Второй сон пересказать труднее. Ничего не происходило. Он едва различил лицо, едва расслышал голос, возвестивший: «Это твой друг», и все прошло, наполнив его красотой, научив нежности. Он был готов умереть за такого друга, он позволил бы такому другу умереть за него; они принесли бы друг другу любую жертву, и весь мир был бы для них ничто; ни смерть, ни расстояние, ни злоба не могли бы их разлучить, потому что «это мой друг». Недолго спустя Морис прошел конфирмацию. Он пытался убедить себя, что этот друг, должно быть, и есть Христос. Но у Христа была некрасивая бороденка.
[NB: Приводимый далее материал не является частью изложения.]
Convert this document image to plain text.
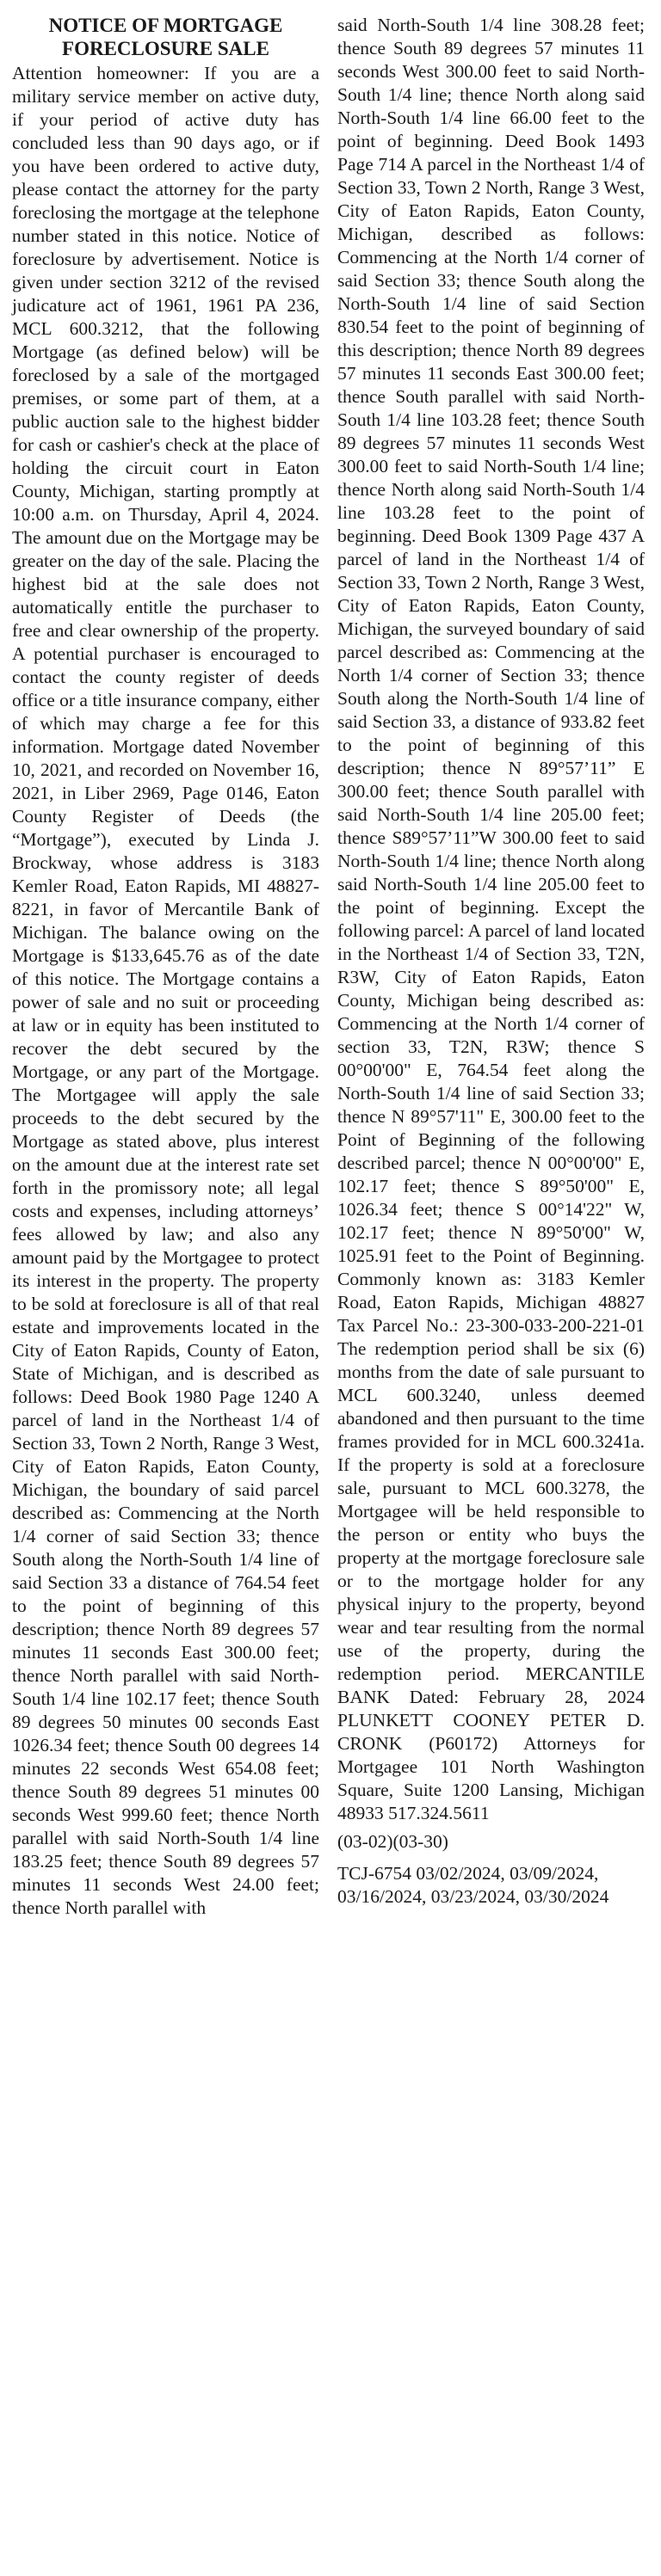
NOTICE OF MORTGAGE FORECLOSURE SALE

Attention homeowner: If you are a military service member on active duty, if your period of active duty has concluded less than 90 days ago, or if you have been ordered to active duty, please contact the attorney for the party foreclosing the mortgage at the telephone number stated in this notice. Notice of foreclosure by advertisement. Notice is given under section 3212 of the revised judicature act of 1961, 1961 PA 236, MCL 600.3212, that the following Mortgage (as defined below) will be foreclosed by a sale of the mortgaged premises, or some part of them, at a public auction sale to the highest bidder for cash or cashier's check at the place of holding the circuit court in Eaton County, Michigan, starting promptly at 10:00 a.m. on Thursday, April 4, 2024. The amount due on the Mortgage may be greater on the day of the sale. Placing the highest bid at the sale does not automatically entitle the purchaser to free and clear ownership of the property. A potential purchaser is encouraged to contact the county register of deeds office or a title insurance company, either of which may charge a fee for this information. Mortgage dated November 10, 2021, and recorded on November 16, 2021, in Liber 2969, Page 0146, Eaton County Register of Deeds (the “Mortgage”), executed by Linda J. Brockway, whose address is 3183 Kemler Road, Eaton Rapids, MI 48827-8221, in favor of Mercantile Bank of Michigan. The balance owing on the Mortgage is $133,645.76 as of the date of this notice. The Mortgage contains a power of sale and no suit or proceeding at law or in equity has been instituted to recover the debt secured by the Mortgage, or any part of the Mortgage. The Mortgagee will apply the sale proceeds to the debt secured by the Mortgage as stated above, plus interest on the amount due at the interest rate set forth in the promissory note; all legal costs and expenses, including attorneys’ fees allowed by law; and also any amount paid by the Mortgagee to protect its interest in the property. The property to be sold at foreclosure is all of that real estate and improvements located in the City of Eaton Rapids, County of Eaton, State of Michigan, and is described as follows: Deed Book 1980 Page 1240 A parcel of land in the Northeast 1/4 of Section 33, Town 2 North, Range 3 West, City of Eaton Rapids, Eaton County, Michigan, the boundary of said parcel described as: Commencing at the North 1/4 corner of said Section 33; thence South along the North-South 1/4 line of said Section 33 a distance of 764.54 feet to the point of beginning of this description; thence North 89 degrees 57 minutes 11 seconds East 300.00 feet; thence North parallel with said North-South 1/4 line 102.17 feet; thence South 89 degrees 50 minutes 00 seconds East 1026.34 feet; thence South 00 degrees 14 minutes 22 seconds West 654.08 feet; thence South 89 degrees 51 minutes 00 seconds West 999.60 feet; thence North parallel with said North-South 1/4 line 183.25 feet; thence South 89 degrees 57 minutes 11 seconds West 24.00 feet; thence North parallel with

said North-South 1/4 line 308.28 feet; thence South 89 degrees 57 minutes 11 seconds West 300.00 feet to said North-South 1/4 line; thence North along said North-South 1/4 line 66.00 feet to the point of beginning. Deed Book 1493 Page 714 A parcel in the Northeast 1/4 of Section 33, Town 2 North, Range 3 West, City of Eaton Rapids, Eaton County, Michigan, described as follows: Commencing at the North 1/4 corner of said Section 33; thence South along the North-South 1/4 line of said Section 830.54 feet to the point of beginning of this description; thence North 89 degrees 57 minutes 11 seconds East 300.00 feet; thence South parallel with said North-South 1/4 line 103.28 feet; thence South 89 degrees 57 minutes 11 seconds West 300.00 feet to said North-South 1/4 line; thence North along said North-South 1/4 line 103.28 feet to the point of beginning. Deed Book 1309 Page 437 A parcel of land in the Northeast 1/4 of Section 33, Town 2 North, Range 3 West, City of Eaton Rapids, Eaton County, Michigan, the surveyed boundary of said parcel described as: Commencing at the North 1/4 corner of Section 33; thence South along the North-South 1/4 line of said Section 33, a distance of 933.82 feet to the point of beginning of this description; thence N 89°57’11” E 300.00 feet; thence South parallel with said North-South 1/4 line 205.00 feet; thence S89°57’11”W 300.00 feet to said North-South 1/4 line; thence North along said North-South 1/4 line 205.00 feet to the point of beginning. Except the following parcel: A parcel of land located in the Northeast 1/4 of Section 33, T2N, R3W, City of Eaton Rapids, Eaton County, Michigan being described as: Commencing at the North 1/4 corner of section 33, T2N, R3W; thence S 00°00'00" E, 764.54 feet along the North-South 1/4 line of said Section 33; thence N 89°57'11" E, 300.00 feet to the Point of Beginning of the following described parcel; thence N 00°00'00" E, 102.17 feet; thence S 89°50'00" E, 1026.34 feet; thence S 00°14'22" W, 102.17 feet; thence N 89°50'00" W, 1025.91 feet to the Point of Beginning. Commonly known as: 3183 Kemler Road, Eaton Rapids, Michigan 48827 Tax Parcel No.: 23-300-033-200-221-01 The redemption period shall be six (6) months from the date of sale pursuant to MCL 600.3240, unless deemed abandoned and then pursuant to the time frames provided for in MCL 600.3241a. If the property is sold at a foreclosure sale, pursuant to MCL 600.3278, the Mortgagee will be held responsible to the person or entity who buys the property at the mortgage foreclosure sale or to the mortgage holder for any physical injury to the property, beyond wear and tear resulting from the normal use of the property, during the redemption period. MERCANTILE BANK Dated: February 28, 2024 PLUNKETT COONEY PETER D. CRONK (P60172) Attorneys for Mortgagee 101 North Washington Square, Suite 1200 Lansing, Michigan 48933 517.324.5611

(03-02)(03-30)

TCJ-6754 03/02/2024, 03/09/2024, 03/16/2024, 03/23/2024, 03/30/2024
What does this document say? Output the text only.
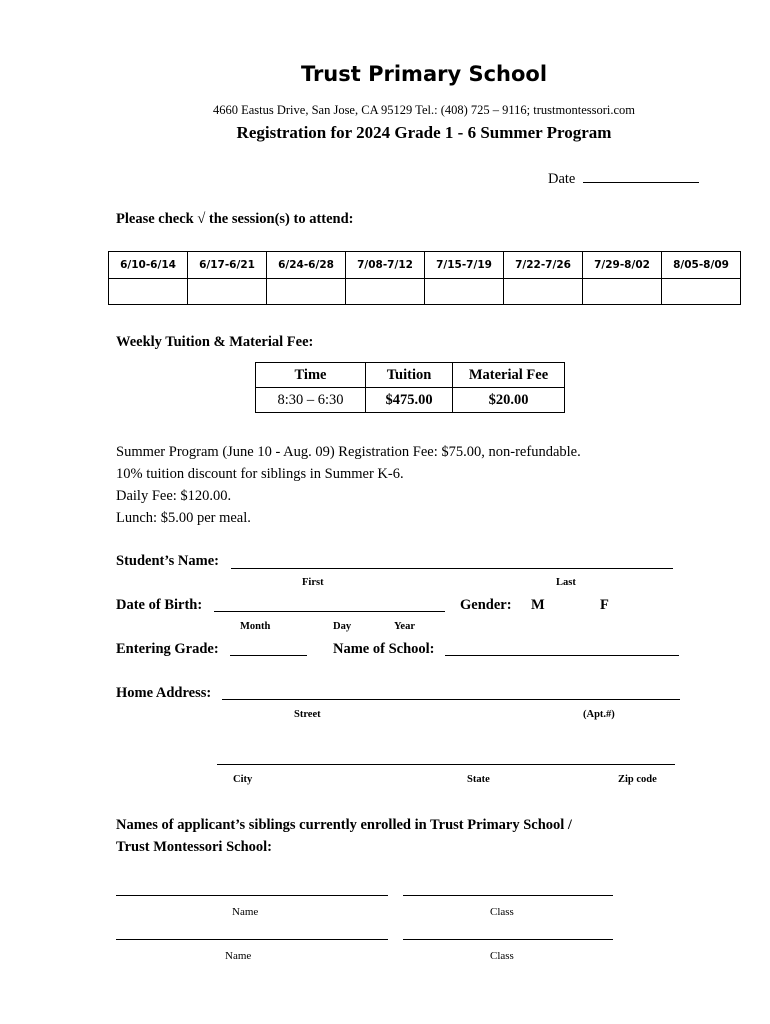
Trust Primary School
4660 Eastus Drive, San Jose, CA 95129 Tel.: (408) 725 – 9116; trustmontessori.com
Registration for 2024 Grade 1 - 6 Summer Program
Date
Please check √ the session(s) to attend:
6/10-6/14	6/17-6/21	6/24-6/28	7/08-7/12	7/15-7/19	7/22-7/26	7/29-8/02	8/05-8/09

Weekly Tuition & Material Fee:
Time	Tuition	Material Fee
8:30 – 6:30	$475.00	$20.00
Summer Program (June 10 - Aug. 09) Registration Fee: $75.00, non-refundable.
10% tuition discount for siblings in Summer K-6.
Daily Fee: $120.00.
Lunch: $5.00 per meal.
Student’s Name:
First	Last
Date of Birth:	Gender: M	F
Month	Day	Year
Entering Grade:	Name of School:
Home Address:
Street	(Apt.#)
City	State	Zip code
Names of applicant’s siblings currently enrolled in Trust Primary School /
Trust Montessori School:
Name	Class
Name	Class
Может, это греческий бог — как на иллюстрациях в словаре античности? Это было бы более вероятно, но вероятнее всего, что это просто человек. Морис не хотел придавать своему сну большую определенность. Он вытягивал этот сон в реальность лишь настолько, насколько тот подавался. Никогда ему не встретить этого человека и не услышать вновь этот голос, и все же они стали для Мориса реальнее всего, что было ему знакомо, они на самом деле…
— Холл! Опять спите! Извольте после занятий переписать сто латинских стихов!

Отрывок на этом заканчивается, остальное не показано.